Mesmo com todos estes predicados a favor, infelizmente, o filme não é perfeito. A começar por Emma Watson, que, após a saga "Harry Potter", teve uma carreira bem irregular no cinema, cujo maior destaque talvez seja "As Vantagens de Ser Invisível" - um filme que não é unanimidade entre crítica e público. Ela tinha sido chamada para estrelar o remake de "Cinderela" mas declinou pois não queria interpretar uma princesa. Aceitou o papel de Bela por conta de seu engajamento feminista na vida real e exigiu algumas mudanças para que a personagem conversasse melhor com o público atual. O problema é que, em cena, Bela não desempenha um papel tão importante assim. Se o roteiro escrito pela dupla Stephen Chbosky e Evan Spiliotopoulos se desse pela óptica dela - como no maravilhoso "Malévola" -, poderíamos ter algo muito melhor desenvolvido, mais aprofundado. Mas, assim como na animação, Bela depende da ação de homens para que a trama prossiga - mesmo que houvesse espaço suficiente para que isso ocorresse. E a atuação de Emma Watson deixa transparecer um certo cansaço em cena, como se fosse voto vencido. Talvez não tenha sido uma boa escolha, afinal. Mas todos tem que pagar o aluguel.

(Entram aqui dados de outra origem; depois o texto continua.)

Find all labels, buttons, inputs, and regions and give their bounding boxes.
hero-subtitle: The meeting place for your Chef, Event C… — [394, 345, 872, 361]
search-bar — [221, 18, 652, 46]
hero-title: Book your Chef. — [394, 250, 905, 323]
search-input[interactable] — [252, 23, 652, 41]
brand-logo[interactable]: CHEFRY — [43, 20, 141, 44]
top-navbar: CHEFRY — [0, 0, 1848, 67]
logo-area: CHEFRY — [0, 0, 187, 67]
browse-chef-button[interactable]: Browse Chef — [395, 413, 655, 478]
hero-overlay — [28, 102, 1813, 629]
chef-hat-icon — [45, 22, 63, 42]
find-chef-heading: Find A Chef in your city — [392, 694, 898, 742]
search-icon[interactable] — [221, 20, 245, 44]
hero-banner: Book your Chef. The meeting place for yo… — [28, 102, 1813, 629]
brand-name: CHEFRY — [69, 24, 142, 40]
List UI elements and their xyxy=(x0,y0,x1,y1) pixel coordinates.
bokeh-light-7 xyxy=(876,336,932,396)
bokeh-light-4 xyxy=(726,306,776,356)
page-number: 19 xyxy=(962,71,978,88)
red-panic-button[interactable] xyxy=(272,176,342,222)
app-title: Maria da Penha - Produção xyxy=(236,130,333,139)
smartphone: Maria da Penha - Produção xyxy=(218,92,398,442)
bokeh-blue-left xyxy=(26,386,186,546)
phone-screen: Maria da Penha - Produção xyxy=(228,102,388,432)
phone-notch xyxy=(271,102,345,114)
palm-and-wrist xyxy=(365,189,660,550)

Aliás, nenhuma das atuações despertam grandes sentimentos. Quem chega mais próximo disso é Kevin Kline, que interpreta o pai de Bela. Porém, esperamos bem mais de um ganhador do Oscar de Melhor Ator.
Horloge (McKellen), Madame Samovar (Emma Thompson),
Lumière (Ewan McGregor) e Plumette (Gugu Mbatha-Raw): nada de novo mas ainda assim inédito
(Divulgação)
Por fim, uma das coisas que era mais queridas na animação acabou se perdendo por conta da tecnologia: o rosto da Fera. Estranhamente redesenhado para parecer mais humano - POR QUÊ? -, ficou com uma expressão só o filme inteiro - algo meio digno de Pierce Brosnan nos filmes do 007. Incomodou durante toda a exibição. Vale destacar também o já citado Josh Gad como LeFou e Sir Ian McKellen como Horloge - principalmente na parte final.

As qualidades técnicas saltam aos olhos, principalmente no que diz respeito a cenários, figurino e, claro, as músicas, devidamente entoadas da maneira correta para quem sabe de cor cada estrofe das belas canções de Alan Menken e cia. A direção de Bill Condon - já habitué dos musicais desde o ótimo "Dreamgirls" - conduziu muito bem cada cena, reproduzindo com exatidão alguns fotogramas da animação com atores beirando a perfeição.

Recomendado para fãs de carteirinha e para quem nunca achou lá grandes coisas, "A Bela e a Fera" é um verdadeiro divisor de águas em matéria de musical no cinema - mesmo que não reinvente a roda. Que bom!